The competitive advantage that a solid remote workforce produces must be considered. Here are just a few reasons why your organization should continue to embrace remote work as part of your organizational culture, and how you can address gaps in policy to make remote work a long-term competitive strategy.
Almost half of respondents to an Indeed survey said that remote work policies are important when looking for a job — over 40% said they would be willing to take a pay cut to do so. Employees in the 21st century already expect to work remotely. As we move into the future, workers will be even more likely to demand remote work offerings from their employers for their personal contingency planning.
Also consider that your organization will be able to draw from a larger talent pool. When employees can work from any location, businesses are no longer limited to a local labor pool when seeking to hire their ideal candidates. Attracting the best talent will require organizations to not only adopt, but also embrace remote work.
Even if you haven’t experienced it yourself, you’ve probably heard about the anecdotal magic of remote work — employees are more productive, sick less often, work longer and are generally happier. Having a clearly defined remote work policy that allows for flexibility in times of need produces recognized, repeatable increases in productivity.
When working remotely, employees simply spend more time working. Watercooler chats, long commutes and distractions like office politics are diminished, work-life balance is improved and workers are happier and more loyal to their employers.
It’s time we start thinking about remote work as a significant contributor to environmental stewardship and corporate responsibility. Consider this: if just 3% of Los Angeles metro-area residents (a little over 400,000 people) no longer commuted by car, they would roughly save the equivalent carbon emissions of planting a thirty-square mile forest.

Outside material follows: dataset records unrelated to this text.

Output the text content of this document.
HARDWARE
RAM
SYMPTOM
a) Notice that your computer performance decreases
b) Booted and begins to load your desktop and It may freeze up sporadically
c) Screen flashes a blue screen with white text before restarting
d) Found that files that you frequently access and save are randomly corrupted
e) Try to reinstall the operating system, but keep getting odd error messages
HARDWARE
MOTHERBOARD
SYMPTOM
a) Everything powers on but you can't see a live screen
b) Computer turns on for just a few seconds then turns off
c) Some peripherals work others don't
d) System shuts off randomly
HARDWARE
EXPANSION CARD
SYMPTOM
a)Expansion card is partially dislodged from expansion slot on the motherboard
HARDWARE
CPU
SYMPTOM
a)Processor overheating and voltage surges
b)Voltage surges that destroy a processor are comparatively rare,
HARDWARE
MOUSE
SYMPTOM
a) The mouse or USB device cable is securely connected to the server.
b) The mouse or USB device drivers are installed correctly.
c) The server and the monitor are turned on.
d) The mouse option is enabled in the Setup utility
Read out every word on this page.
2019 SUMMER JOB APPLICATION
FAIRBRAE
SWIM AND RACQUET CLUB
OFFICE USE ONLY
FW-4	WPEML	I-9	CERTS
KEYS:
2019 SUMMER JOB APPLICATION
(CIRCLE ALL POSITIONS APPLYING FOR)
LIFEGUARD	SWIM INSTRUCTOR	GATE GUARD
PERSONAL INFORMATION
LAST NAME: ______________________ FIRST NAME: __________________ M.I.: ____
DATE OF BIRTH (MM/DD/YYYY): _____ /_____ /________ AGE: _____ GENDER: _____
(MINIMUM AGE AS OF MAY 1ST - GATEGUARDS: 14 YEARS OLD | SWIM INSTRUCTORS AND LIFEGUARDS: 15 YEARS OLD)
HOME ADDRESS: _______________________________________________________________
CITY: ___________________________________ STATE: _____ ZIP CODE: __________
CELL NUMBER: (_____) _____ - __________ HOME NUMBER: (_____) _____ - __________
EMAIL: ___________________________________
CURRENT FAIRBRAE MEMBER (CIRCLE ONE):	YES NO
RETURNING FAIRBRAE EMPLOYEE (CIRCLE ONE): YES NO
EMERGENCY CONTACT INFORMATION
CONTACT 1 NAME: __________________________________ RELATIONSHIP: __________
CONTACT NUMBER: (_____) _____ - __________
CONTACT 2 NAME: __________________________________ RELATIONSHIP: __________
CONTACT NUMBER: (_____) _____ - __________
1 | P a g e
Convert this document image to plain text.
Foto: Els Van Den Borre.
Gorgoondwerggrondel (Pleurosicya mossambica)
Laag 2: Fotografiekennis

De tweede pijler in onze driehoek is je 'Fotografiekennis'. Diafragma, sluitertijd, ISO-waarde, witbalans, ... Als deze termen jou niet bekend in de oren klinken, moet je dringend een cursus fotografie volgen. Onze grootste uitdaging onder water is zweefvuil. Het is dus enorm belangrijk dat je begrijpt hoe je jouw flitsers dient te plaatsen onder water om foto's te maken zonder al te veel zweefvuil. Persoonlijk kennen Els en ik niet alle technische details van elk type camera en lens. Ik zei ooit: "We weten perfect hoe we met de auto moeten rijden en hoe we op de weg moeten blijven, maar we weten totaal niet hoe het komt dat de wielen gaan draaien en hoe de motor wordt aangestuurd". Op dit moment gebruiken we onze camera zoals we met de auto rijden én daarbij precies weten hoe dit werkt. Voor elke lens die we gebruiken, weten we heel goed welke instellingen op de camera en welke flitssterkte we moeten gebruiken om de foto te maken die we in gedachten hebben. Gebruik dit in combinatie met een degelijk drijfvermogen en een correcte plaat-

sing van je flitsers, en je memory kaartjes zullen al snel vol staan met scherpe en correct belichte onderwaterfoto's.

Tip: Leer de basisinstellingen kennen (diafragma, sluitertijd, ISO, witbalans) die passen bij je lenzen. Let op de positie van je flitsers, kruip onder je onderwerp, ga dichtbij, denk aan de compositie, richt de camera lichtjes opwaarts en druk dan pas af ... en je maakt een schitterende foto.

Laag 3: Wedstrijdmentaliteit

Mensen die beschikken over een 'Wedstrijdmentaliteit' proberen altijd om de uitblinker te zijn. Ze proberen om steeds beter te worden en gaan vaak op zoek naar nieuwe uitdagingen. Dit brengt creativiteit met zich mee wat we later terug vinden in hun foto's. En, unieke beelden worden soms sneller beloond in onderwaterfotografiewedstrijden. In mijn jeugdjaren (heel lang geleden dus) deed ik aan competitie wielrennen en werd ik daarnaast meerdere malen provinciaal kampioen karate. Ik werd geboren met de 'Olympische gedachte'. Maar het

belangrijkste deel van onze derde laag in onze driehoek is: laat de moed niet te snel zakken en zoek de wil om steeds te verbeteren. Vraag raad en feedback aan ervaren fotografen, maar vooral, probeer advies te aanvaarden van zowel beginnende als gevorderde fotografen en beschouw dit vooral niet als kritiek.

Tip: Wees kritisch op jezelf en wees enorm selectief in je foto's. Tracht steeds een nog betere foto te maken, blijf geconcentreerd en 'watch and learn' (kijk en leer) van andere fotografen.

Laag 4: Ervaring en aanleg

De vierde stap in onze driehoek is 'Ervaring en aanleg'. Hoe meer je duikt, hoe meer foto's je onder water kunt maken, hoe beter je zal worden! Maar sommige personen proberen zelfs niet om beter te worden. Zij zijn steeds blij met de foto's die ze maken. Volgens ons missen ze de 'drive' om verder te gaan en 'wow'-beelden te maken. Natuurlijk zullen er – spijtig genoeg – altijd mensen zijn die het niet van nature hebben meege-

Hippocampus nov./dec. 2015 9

While it can be difficult to quantify the increase of goodwill that social responsibility and environmental stewardship can bring to a business, it’s clear that many consumers and workers show preference to organizations that prioritize being good corporate citizens.
As Millennials and members of Gen Z continue to make up larger portions of the workforce, being a good corporate citizen will no longer be an optional tool for gaining competitive advantage in a given market —it will become mandatory for business survival.
Furthermore, remote work policies should be something every organization can point to as a key strategy in reducing their carbon footprint. This is not only based on reducing commutes, but also on reducing the carbon footprint of commercial buildings. Equally noteworthy is that having less office space will reduce energy consumption and provide the added benefit of cost savings for your organization.
Perhaps your organization is one of those that is either not seeing, or not expecting to see, any benefits from this mandatory remote work renaissance. Before passing judgement on the results of quick decision-making, consider revisiting your remote work strategy to ensure you’ve done all you can to be successful.
Here are some things to consider:
Those organizations that embrace remote work will find themselves uniquely positioned to leverage a whole new world of opportunities. Businesses that view remote work as a tool for emergencies only do so at their own peril. Such organizations run the risk of being left behind and losing their competitive advantage in regards to attracting top talent and appealing to customers within their market.